Songfacts®:
Upon casual listen, the obvious interpretation of the song is that it's about bells or chimes but, as Paul Williams points out in his book Bob Dylan: Performing Artist (The Early Years), a close listen/read reveals that the song is actually about lightning. In the lyrics, Dylan describes ducking into a doorway to escape a storm and, while standing with his unnamed compatriot, having a synesthetic experience in which the flashes of lightning become like flashing bells ringing out for the oppressed everywhere.
"Chimes of Freedom" by Bob Dylan is an arch-typical song from his rebellious period, of which a lot was served up on Another Side of Bob Dylan. It was written in 1964 and is influenced by the symbolist poetry of Arthur Rimbaud. Its subject muses over the unfairness of the treatment of downtrodden people, while citing the rumbling thunder as crying for them.
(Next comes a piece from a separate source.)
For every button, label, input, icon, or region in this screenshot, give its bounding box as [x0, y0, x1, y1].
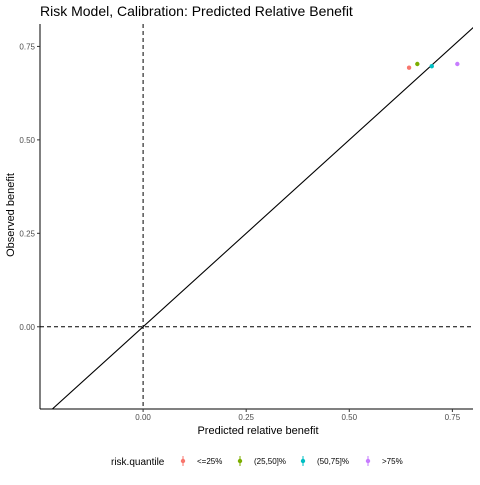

Music critic Paul Williams called the song Dylan's "Sermon on the Mount." (Referring to the King James' Bible Matthew chap. 5-7).
"Mr. Tambourine Man" shares a niche with this song, being the other Dylan song influenced by Rimbaud's poetry and also having been written at about the same time.
This song was a big part of Dylan's tour performances in 1964, but he retired it soon after only to revive it again in 1987 on tours with The Grateful Dead and Tom Petty and the Heartbreakers.
Dylan scholar Mike Marqusee in his book Chimes of Freedom: The Politics of Bob Dylan's Art marks this song as the transition from Dylan the angry protest folk singer to Dylan the born-again pacifist moral poet.
Heavy speculation ensues that Dylan wrote this in reaction to US president John Kennedy's assassination. Dylan denies this, but then he denies everything the media says about him.
Dylan played "Chimes of Freedom" live before the Lincoln Memorial in 1993 for the inauguration of US president Bill Clinton.